In March 2017 tighter credit controls were placed on interest only loans on offer to investors.
This was simply following on from overall tighter credit controls on investors introduced by the banks in recent years, following on from Government regulatory changes. Access to credit has become more difficult for investors. These changes have finally made an impact on the asset values of Australian residential property. The major capital of Sydney has seen median property prices falling in the second half of 2017 & in Melbourne the price growth has slowed. Auction clearance rates in these two capitals are at multi year lows as reported by Cameron Kusher research analyst at ‘Corelogic’. Supply & demand conditions will continue to come more into balance as investors see less likelihood of capital growth in property in the short to medium term. That further places less pressure on residential property prices.

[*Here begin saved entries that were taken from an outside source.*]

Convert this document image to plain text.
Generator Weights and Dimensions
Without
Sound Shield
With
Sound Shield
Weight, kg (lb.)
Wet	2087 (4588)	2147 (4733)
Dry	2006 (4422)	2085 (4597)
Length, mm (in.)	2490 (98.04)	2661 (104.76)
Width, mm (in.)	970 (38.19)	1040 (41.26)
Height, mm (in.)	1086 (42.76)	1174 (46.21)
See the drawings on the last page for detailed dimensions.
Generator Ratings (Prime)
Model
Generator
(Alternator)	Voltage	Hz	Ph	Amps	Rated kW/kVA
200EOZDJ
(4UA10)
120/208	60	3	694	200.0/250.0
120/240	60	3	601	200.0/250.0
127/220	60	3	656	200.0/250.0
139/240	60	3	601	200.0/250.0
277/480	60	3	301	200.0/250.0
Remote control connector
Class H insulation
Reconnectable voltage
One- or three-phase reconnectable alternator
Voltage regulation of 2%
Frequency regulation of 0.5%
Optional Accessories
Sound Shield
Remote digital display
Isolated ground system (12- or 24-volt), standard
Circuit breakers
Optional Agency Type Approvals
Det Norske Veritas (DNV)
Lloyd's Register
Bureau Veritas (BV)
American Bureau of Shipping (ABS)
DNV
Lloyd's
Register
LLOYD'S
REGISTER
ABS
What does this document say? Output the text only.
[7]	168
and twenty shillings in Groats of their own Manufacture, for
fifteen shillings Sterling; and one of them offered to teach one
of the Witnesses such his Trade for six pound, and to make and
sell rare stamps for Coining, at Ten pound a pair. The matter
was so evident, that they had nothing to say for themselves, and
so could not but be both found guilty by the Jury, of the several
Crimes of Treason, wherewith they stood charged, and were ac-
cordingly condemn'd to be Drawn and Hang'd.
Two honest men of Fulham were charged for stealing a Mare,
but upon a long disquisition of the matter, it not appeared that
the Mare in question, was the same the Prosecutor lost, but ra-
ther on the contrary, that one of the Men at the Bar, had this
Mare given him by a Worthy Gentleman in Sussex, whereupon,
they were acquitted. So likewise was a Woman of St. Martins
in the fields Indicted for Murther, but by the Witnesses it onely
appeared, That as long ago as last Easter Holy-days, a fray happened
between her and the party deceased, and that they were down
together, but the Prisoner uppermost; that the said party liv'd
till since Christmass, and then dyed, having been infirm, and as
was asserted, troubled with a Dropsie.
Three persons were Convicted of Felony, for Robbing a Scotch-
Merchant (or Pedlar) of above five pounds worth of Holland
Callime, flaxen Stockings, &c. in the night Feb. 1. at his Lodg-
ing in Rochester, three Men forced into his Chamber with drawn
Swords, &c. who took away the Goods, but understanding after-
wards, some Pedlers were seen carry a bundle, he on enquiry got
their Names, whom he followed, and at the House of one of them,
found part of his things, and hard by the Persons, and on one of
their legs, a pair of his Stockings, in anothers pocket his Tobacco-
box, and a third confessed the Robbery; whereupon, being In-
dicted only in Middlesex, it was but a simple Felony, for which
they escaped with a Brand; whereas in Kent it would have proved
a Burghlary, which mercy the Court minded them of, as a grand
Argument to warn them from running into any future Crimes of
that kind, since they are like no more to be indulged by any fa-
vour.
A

Turning to interest rates, the Government is well aware of the level of high household debt in Australia & therefore they are likely to keep pressure on the banks to sustain strong credit controls & would not like to see rates fall further as this could reignite stronger credit growth. Notwithstanding that, the Government are also cognisant of the fact that interest rate rises could have a significant negative effect on household consumption & spending because of those high household debt levels. Given these two positions it is highly likely that we would see an environment of stable interest rates for the foreseeable future. I’ll qualify this of course by saying that this is only considering domestic factors & as an example, a rise in US interest rates could mean a subsequent forced rise in Australia.
A stable interest rate environment is not such a bad thing & can at least provide some certainty for both residential home loan & business borrowers alike.